Oui, j’ai 48 ans et ça fait 12 ans que je suis ici, mais il y en a qui habitent en France depuis beaucoup plus longtemps. Il y en a qui vivent ici depuis près de 20 ans et qui n’ont toujours pas de papiers. Il y en a d’autres qui sont plus jeunes et qui vivent ici depuis moins de temps que nous. Tous les gens qui sont ici, je dirais qu’ils habitent en France depuis 10 ans en moyenne.

Et en même temps, vous arrivez à travailler ?

Oui oui, tout à fait. Je travaille dans une station service à Paris depuis plus de 8 ans maintenant, et je n’ai jamais eu la moindre attestation qui prouverait que je travaille légalement. Alors je continue même pendant les revendications, ça ne me fait pas peur du tout. Je travaille tous les jours, matin et soir, dans la même entreprise.

Ca fait combien de temps que vous êtes réfugiés ici ?

Deux semaines, maintenant. Ca fait deux semaines que l’état essaie de nous faire en aller d’ici, mais on tient le coup ! Il n’est pas question que l’on s’en aille d’ici sans que l’état ne nous écoute. On compte rester ici jusqu’à ce que l’on ait satisfaction.
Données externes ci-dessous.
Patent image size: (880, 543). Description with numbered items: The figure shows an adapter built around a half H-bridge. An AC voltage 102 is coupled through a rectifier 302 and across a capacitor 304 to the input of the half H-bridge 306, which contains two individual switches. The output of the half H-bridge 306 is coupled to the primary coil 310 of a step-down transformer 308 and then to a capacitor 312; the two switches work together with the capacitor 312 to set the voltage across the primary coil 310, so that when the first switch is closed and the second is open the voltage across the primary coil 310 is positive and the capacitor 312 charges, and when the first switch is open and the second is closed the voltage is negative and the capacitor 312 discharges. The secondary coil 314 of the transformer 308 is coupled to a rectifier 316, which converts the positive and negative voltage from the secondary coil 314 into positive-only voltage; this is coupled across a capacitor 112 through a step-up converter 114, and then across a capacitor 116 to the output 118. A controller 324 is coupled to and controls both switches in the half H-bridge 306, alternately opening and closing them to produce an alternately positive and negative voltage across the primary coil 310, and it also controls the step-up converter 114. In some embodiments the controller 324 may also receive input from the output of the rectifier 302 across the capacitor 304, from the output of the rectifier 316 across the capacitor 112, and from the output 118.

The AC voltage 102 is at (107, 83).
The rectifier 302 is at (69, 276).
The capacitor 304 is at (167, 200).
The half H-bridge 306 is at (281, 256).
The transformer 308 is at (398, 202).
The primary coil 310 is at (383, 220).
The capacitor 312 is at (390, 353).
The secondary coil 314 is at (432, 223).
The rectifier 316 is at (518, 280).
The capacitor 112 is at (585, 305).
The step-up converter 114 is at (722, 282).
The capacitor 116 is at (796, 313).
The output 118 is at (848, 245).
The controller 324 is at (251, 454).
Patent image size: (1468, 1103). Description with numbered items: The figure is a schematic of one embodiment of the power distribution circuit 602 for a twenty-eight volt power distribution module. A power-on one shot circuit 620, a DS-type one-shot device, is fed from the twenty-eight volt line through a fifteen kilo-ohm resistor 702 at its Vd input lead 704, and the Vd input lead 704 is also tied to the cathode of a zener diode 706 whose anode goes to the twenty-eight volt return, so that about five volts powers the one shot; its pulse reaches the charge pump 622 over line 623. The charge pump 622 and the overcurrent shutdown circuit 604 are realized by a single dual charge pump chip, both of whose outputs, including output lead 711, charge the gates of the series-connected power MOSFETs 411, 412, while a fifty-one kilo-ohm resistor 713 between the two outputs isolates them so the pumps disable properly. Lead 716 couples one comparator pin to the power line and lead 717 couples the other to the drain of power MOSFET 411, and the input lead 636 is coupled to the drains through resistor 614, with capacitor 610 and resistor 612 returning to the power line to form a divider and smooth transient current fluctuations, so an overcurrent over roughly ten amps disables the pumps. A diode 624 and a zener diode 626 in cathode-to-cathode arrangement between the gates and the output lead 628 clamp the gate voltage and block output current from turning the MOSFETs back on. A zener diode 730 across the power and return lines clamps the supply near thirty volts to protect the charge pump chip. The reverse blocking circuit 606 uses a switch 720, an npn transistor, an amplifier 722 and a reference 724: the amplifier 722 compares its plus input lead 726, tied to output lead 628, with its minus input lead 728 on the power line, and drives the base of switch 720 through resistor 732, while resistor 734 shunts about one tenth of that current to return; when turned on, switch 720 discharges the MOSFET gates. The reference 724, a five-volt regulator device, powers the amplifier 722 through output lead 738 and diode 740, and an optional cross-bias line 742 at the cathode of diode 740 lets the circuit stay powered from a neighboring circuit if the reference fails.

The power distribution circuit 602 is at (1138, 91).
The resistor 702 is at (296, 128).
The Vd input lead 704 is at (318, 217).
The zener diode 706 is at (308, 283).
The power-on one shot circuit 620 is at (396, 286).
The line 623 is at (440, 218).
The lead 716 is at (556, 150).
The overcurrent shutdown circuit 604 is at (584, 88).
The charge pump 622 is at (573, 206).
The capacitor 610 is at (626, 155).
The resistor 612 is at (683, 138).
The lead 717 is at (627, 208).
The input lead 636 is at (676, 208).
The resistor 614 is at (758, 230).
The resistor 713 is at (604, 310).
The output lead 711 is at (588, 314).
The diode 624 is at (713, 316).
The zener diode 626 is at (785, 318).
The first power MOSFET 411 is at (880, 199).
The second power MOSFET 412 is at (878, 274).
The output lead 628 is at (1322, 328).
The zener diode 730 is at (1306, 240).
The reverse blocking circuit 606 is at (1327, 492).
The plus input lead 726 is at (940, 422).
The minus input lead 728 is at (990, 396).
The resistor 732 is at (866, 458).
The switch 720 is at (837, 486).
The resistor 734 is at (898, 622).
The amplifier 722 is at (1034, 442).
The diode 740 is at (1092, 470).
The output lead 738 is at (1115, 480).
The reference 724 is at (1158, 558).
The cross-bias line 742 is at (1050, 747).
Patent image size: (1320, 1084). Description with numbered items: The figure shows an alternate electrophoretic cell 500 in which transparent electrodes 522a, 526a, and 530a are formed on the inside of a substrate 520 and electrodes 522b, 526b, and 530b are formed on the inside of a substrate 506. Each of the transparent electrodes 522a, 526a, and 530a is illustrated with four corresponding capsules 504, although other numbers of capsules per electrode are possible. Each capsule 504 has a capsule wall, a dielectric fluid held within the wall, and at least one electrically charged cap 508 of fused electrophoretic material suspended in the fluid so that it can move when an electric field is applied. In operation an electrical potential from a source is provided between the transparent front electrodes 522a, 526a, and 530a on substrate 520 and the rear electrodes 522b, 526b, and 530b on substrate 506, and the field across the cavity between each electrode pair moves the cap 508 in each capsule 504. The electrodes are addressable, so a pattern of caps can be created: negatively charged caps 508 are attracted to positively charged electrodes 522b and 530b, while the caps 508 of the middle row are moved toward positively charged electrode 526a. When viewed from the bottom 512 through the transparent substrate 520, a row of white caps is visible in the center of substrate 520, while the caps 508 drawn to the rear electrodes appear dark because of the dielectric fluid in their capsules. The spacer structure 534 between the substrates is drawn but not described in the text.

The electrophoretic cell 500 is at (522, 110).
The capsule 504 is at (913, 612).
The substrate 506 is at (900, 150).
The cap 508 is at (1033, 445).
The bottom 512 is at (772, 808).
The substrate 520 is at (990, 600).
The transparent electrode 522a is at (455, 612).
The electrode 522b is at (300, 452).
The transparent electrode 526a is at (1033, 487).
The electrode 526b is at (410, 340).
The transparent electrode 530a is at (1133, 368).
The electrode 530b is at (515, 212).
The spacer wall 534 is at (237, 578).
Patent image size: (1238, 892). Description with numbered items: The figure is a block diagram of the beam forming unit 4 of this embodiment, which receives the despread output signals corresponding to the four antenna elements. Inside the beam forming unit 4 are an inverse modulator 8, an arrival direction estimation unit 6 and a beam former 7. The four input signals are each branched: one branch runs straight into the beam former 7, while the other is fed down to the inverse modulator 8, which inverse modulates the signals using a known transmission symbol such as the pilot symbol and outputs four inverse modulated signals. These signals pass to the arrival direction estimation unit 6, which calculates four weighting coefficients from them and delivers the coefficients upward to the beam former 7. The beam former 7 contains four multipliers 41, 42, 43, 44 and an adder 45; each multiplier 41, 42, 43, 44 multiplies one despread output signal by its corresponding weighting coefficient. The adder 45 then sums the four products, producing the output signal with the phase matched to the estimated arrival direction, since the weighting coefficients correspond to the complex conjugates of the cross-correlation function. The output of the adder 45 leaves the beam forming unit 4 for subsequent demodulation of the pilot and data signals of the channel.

Je veux dire, même si ce soir il y a une loi qui est proposée en notre faveur, on restera quand même ici jusqu’à ce qu’elle soit passée.

C’est grâce au photographe Fabien Breuvart que vous avez la chance inouïe de nous voir en photo sur les murs rue Charlot ou devant la Bourse du Travail. Depuis deux semaines, il photographie des gens avec-papiers à côté des sans-papiers et il les affiche dans la rue un peu partout. Les deux blancs-becs là, c’est nous. Il a maintenant plus de 250 clichés, il agrandit tous les jours sa collection entre 13h et 14h devant la bourse du travail.